65 Views Asked by At

First, consider sampling an $n$-bit string $x \in \{0, 1\}^{n}$ uniformly at random. Let $x_i$ be the $i^{\text{th}}$ bit of $x$.

Now, generate two output strings.

For each string:

$1$. First, choose a position $m \in \{1, 2, \ldots, n\}$ uniformly at random.

$2$. Then, for some fixed $k = \mathcal{O}(\log n)$, choose $k$ positions uniformly at random excluding the $m^{\text{th}}$ position.

Note that there are ${n-1}\choose{k}$ possible choices of $k$ positions, excluding the $m^{\text{th}}$ position, and by uniformly at random, I mean choosing any position with probability $\frac{1}{{n-1}\choose{k}}$.

$3$. Then, fill the $m^{\text{th}}$ position with a bit obtained by tossing a biased coin (that gives $0$ with probability $1/4$ and $1$ with probability $3/4$).

$4$. Then, fill the $k$ positions, that we have chosen, with a $k$ bit string $\{0, 1\}^{k}$ chosen uniformly at random.

$5$. Finally, fill the remaining $n - k - 1$ positions with the corresponding bits the string $x$ has in those positions.

Let $Y_1, Y_2$ be the two random variables corresponding to the two strings.
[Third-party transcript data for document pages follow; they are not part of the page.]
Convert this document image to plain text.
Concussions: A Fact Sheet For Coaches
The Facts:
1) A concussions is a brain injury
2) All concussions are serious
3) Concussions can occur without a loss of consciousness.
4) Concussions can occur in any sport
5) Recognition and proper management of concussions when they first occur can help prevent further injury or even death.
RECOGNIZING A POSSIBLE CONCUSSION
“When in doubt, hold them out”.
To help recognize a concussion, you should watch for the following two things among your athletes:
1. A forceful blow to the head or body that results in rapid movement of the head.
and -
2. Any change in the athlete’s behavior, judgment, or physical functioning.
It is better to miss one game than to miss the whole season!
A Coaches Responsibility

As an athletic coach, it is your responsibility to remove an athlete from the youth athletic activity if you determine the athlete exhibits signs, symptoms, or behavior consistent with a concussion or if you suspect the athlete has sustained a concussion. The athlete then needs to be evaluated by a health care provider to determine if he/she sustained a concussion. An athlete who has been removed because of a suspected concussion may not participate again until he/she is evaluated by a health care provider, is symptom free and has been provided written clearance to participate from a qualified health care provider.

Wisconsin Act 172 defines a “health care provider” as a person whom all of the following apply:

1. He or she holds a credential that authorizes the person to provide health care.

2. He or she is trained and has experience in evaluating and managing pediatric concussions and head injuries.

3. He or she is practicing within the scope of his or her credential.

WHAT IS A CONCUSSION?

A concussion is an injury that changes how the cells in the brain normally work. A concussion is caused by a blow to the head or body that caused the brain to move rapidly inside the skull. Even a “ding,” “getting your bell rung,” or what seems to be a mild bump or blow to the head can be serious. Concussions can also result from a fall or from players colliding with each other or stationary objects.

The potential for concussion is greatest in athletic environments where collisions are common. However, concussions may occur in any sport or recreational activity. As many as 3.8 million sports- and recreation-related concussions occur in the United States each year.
Note that each of these output strings overlap with $x$ on at least $n- k - 1$ positions.

Here's what I couldn't prove. Are $Y_1$ and $Y_2$ independent? If not, are they at least uncorrelated (that is, the covariance is $0$)? You can assume $n$ to be sufficiently large.
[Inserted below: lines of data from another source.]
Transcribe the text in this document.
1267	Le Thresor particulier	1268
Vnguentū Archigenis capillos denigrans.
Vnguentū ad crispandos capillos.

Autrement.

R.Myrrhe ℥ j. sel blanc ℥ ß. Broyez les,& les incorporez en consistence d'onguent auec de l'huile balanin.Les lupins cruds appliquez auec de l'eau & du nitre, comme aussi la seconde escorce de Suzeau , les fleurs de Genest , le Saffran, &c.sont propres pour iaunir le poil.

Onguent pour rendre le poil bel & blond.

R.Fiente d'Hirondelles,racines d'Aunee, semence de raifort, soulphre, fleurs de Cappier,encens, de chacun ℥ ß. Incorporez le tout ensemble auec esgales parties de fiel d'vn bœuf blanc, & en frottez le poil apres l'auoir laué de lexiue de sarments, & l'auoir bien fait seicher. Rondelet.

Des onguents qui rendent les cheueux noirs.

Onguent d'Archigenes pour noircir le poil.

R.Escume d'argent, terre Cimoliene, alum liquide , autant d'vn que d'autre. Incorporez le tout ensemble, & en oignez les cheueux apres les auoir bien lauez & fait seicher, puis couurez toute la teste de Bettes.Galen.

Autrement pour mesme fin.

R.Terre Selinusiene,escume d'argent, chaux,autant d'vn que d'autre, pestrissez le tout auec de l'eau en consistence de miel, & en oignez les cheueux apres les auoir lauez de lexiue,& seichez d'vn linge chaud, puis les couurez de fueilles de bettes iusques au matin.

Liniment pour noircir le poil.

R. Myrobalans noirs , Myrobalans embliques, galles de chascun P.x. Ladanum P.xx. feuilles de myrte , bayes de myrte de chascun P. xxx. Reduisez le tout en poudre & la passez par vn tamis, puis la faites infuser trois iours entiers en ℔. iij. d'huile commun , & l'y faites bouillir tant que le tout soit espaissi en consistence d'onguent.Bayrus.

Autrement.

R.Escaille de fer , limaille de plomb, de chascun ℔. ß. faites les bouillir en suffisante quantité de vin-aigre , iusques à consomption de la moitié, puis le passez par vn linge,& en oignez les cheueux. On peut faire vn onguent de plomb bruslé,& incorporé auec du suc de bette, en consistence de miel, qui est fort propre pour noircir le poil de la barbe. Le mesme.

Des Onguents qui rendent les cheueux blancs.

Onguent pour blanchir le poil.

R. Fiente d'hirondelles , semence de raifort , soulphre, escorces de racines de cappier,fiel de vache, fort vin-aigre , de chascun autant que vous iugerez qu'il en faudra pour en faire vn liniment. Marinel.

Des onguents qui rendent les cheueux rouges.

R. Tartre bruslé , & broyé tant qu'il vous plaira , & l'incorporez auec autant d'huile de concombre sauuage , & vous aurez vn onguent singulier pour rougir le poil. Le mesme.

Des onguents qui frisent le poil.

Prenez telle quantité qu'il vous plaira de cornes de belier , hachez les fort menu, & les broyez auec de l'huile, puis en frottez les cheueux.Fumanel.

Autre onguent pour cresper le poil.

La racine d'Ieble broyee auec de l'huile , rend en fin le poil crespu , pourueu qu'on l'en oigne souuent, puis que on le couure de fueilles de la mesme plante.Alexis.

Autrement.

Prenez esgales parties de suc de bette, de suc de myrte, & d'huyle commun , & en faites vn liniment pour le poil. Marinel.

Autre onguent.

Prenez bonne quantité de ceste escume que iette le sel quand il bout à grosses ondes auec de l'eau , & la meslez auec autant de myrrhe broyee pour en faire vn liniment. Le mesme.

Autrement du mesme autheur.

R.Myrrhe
I have an intuition that they must be independent --- since, even if we know one of them, as the procedure is very "random," I don't see any way in which I can get any information about the other.

2

There are 2 best solutions below

5
On BEST ANSWER

These are definitely not independent, and appear likely to be correlated. Let $Y_1 = y_1y_2 \cdots y_n$ and $Z_1 = z_1z_2 \cdots z_n$ be the two strings. If they were independent, we would have $P(y_1 = z_1) = \frac 12$. However, $P(y_1 = x_1)$ is at least $\frac{n-k-1}{n} = 1-\frac{k+1}{n}$ (the probability the first bit isn't chosen in the randomization procedure) and similarly $P(z_1=x_1) \ge 1-\frac{k+1}{n}$. Since the randomization procedure is done independently, the probability the first bit is not chosen either time is $(1-\frac{k+1}{n})^2$ and hence $$P(y_1=z_1) \ge P(y_1=x_1,z_1=x_1) \ge \left(1-\frac{k+1}{n}\right)^2.$$ Since $k = \mathcal O(\log n)$, for $n$ large this tends to $1$ and in particular is greater than $\frac 12$, so we conclude $Y_1$ and $Z_1$ are not independent.

1
On

They don't appear to be independent. If they were independent, then the distribution of the Hamming weight of $Y_1$ conditioned on $Y_2$ would simply be the distribution of the Hamming weight of $Y_1$, which is a binomial distribution with mean $\frac n2$ and variance $\frac n4$; however, under this construction, the Hamming weight of $Y_1$ is constrained to be within $O(\log n)$ of the Hamming weight of $Y_2$, which bounds the variance by $O(\log^2 n)$ even if the mean happens to be correct.